一昔前ならプロレスに興味の無い人でも 名前くらいは聞いた事があったであろう外国人選手と言えば、アブドーラ・ザ・ブッチャーの名前を挙げる人も多いでしょう。
その名前も見た目もインパクト抜群ですからね。
ヒールレスラーとしてのブッチャーは、立ち振る舞いからファイトスタイルまで、ヒールとしての他の追随を許さない程に説得力に溢れている 昭和を代表するヒールレスラーでした。
そのブッチャーの必殺技と言えば、これまた説得力充分のエルボードロップ。
通称・毒針エルボーです。
ブッチャーの唯一無二のフィニッシュホールドで、150kgの体重で押し潰してくるエルボードロップは見るからに強烈そのもの。
倒れ込むだけではなく あの体型で対角線からきちんと走りながら、ジャンプしてエルボードロップを打っているのだから大した物です。
しかもフォームが美しい!
破壊力は抜きにしても、ブッチャーに体重を掛けられたフォールを返すのは難しいでしょう。 ブッチャーが晩年に差し掛かった90年代前半でもその威力は健在で、当時は発展途上中だったとは言え、勢いに勝る田上明や小橋建太も一撃でやられています。

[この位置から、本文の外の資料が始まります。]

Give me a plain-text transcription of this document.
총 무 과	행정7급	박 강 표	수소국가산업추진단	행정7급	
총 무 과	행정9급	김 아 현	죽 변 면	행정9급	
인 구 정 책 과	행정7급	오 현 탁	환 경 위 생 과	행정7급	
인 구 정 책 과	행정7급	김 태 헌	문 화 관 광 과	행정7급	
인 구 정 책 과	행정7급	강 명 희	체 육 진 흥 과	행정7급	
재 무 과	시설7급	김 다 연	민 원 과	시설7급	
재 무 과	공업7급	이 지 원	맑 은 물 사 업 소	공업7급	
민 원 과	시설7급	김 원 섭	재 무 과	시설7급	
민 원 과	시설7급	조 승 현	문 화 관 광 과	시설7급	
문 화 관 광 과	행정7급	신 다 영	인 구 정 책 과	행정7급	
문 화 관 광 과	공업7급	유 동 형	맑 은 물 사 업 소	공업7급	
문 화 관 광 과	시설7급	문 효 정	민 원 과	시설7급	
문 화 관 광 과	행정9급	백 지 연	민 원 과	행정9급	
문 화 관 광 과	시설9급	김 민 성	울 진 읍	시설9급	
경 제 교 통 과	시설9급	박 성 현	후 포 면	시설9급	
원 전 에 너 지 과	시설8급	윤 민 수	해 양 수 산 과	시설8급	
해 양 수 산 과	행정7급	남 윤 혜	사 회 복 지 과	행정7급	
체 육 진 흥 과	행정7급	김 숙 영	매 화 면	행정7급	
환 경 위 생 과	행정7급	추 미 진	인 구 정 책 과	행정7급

あのジャイアント馬場をして「まともに食らったらまず返せない」と言わしめた程の正に文字通りの必殺技でした。
90年代の全日本プロレスが、四天王を中心になった頃には、既にブッチャーは全日本からフェードアウトしていたので、四天王との絡みは有りませんでしたが、出来る事なら四天王と呼ばれるまでに成長した田上や小橋との試合も観てみたかったですね。

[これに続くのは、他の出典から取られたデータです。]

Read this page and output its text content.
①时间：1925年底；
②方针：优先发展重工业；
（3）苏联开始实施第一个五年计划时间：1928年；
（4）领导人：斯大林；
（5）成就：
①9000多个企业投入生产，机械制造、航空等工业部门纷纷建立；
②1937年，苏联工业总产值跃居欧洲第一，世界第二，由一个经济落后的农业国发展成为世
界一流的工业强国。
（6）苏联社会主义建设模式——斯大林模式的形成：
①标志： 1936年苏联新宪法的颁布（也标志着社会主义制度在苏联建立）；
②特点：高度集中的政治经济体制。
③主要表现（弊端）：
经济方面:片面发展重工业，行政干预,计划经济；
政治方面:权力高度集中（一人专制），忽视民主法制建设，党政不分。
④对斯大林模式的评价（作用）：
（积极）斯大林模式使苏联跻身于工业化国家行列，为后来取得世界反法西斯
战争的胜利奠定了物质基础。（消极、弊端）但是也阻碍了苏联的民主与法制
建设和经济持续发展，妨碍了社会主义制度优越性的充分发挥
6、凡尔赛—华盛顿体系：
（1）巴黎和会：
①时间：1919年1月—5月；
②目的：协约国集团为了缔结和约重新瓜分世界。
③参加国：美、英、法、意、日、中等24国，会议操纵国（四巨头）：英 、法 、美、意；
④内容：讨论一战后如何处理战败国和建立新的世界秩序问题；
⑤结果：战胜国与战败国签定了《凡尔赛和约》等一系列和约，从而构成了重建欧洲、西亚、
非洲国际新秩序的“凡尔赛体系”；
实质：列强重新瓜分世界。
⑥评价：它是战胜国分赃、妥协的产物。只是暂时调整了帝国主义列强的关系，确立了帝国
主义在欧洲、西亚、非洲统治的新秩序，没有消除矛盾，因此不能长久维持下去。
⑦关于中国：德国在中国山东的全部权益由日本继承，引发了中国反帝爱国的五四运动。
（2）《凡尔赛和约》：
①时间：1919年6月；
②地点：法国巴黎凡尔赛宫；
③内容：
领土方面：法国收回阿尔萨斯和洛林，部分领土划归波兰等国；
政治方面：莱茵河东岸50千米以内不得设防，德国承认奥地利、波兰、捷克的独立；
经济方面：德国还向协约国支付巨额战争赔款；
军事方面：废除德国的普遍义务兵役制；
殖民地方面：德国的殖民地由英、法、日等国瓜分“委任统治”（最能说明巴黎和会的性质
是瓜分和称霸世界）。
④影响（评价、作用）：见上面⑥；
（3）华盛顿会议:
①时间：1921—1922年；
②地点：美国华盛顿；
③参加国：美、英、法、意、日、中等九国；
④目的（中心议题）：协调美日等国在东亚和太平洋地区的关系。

毎日のように激しい試合をしていた田上や小橋は、毒針エルボーを食らったらどうなってしまうのか?
大技を食らい慣れている彼らは、毒針エルボーをも当たり前の様に、カウント2で返してしまうのか?
時代の最先端を行っていた四天王プロレスを持ってしても 激動の昭和において一撃必殺の価値を保ち続けた毒針エルボーの前には、一撃で沈んでしまうのか??
妄想がつきません。
時代は平成になろうが、令和になろうが昭和の必殺技の幻想は、未だ消えません。